The police officials said Friday that the former envoy, Hossein Kazempour Ardebili, and an unidentified embassy worker who once belonged to the embassy's accounting section are suspected of transferring 6.1 million yen in March 1994 into the bank account of Sun Beam K.K., a small trading company in Tokyo that allegedly shipped the parts.
They were aware the money was being used for illegal exports because their signatures were on a check made out to Sun Beam, according to the police.
Ardebili returned to Iran after serving as ambassador to Japan from March 1990 to December 1994. Currently, he reportedly serves as adviser to Iran's Oil Ministry and represents Iran at the Organization of Petroleum Exporting Countries.
The staffer went back to Iran in May 1995. More than five years have passed since the money was transferred, but the statute of limitations on the case has not run out because the suspects have departed from Japan.
The parts in question were dials used in the sighting devices of antitank rocket-launchers. They were allegedly shipped to Iran on at least three occasions following the money transfer.
Ichiro Takahashi, 63, and Tsuneo Ishida, 67, who ran Sun Beam, pleaded guilty March 14 to charges of sending the parts to Iran. The company went bankrupt in 1998.
Ardebili, 47, and the other man, 49, are accused of conspiring with the trading company employees in violation of Japanese restrictions on arms exports under the Foreign Exchange and Foreign Trade Control Law.
The police said they decided to send the papers to prosecutors after the Iranian Embassy refused to cooperate in the investigation, citing the suspects' diplomatic immunity.
After the MPD's action against Ardebili, the Iranian Embassy in Tokyo reiterated its denial of any involvement in the illegal weapons trade.
The embassy said: "There is no truth that anyone intervened in trade activities.
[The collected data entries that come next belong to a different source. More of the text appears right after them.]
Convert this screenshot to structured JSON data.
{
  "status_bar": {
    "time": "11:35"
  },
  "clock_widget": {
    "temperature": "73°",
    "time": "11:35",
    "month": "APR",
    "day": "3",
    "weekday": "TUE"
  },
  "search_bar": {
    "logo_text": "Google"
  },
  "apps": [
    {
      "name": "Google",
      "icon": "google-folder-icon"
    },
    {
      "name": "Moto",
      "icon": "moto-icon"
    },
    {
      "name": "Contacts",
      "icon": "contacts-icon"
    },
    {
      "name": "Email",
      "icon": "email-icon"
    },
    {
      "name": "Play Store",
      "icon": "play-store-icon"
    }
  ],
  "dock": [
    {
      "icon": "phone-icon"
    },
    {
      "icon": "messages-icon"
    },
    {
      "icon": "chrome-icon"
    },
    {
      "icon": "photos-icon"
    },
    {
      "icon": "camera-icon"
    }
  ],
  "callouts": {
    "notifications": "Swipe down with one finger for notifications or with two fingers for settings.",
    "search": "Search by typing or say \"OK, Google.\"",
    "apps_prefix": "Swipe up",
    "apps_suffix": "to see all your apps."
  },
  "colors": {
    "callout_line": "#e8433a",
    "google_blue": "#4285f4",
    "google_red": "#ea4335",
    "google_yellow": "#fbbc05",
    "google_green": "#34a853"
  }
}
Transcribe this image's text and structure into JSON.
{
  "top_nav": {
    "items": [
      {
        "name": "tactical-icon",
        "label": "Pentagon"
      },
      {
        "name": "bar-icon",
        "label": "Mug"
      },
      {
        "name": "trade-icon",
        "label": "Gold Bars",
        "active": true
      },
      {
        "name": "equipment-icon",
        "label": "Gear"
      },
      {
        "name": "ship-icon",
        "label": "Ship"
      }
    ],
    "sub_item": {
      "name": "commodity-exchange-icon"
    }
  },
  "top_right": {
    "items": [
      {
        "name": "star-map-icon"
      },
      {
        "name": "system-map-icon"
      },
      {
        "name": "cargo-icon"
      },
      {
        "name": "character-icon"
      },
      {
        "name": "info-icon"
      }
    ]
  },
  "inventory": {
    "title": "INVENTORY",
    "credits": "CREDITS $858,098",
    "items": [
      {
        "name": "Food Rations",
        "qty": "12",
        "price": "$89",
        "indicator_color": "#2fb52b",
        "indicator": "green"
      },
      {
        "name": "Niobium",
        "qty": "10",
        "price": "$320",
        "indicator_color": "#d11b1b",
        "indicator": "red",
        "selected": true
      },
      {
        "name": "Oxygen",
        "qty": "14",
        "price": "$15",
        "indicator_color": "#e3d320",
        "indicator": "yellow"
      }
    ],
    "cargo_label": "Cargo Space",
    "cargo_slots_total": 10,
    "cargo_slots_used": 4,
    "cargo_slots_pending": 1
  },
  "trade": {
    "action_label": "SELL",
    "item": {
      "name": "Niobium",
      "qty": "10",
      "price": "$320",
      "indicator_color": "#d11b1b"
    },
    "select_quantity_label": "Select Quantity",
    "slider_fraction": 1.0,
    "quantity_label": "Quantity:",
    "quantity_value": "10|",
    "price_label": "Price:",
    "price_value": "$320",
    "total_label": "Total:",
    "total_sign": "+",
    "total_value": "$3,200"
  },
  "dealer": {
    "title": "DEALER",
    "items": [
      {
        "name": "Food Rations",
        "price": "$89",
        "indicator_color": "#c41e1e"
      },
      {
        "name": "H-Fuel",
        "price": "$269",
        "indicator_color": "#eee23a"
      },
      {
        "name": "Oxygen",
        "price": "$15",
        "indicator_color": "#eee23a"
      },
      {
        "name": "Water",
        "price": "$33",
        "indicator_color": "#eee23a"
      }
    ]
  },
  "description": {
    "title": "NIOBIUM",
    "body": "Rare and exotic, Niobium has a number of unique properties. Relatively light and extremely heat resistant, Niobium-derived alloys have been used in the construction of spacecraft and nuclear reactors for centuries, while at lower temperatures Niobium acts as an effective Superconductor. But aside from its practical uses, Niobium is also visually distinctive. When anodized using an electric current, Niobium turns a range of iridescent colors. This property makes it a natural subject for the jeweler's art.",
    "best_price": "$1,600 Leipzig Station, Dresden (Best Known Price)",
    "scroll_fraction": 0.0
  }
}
We hope that actions that would cause damage in the relationship between our countries will be stopped promptly."
Takahashi and Ishida, currently on trial, were accused of shipping about 3.5 million yen worth of the dials to Iran in 1995 after receiving orders from an Iranian state-run enterprise identified as Iran Electronics Industries.
The shipments were allegedly made without the necessary permission of the international trade and industry minister.
Japan restricts military-related exports to Iran, Iraq, Libya and North Korea under a policy on arms exports adopted in 1967.
The policy requires the trade minister's permission for military-related exports to communist states, countries involved in international conflicts and nations under U.N. arms embargoes.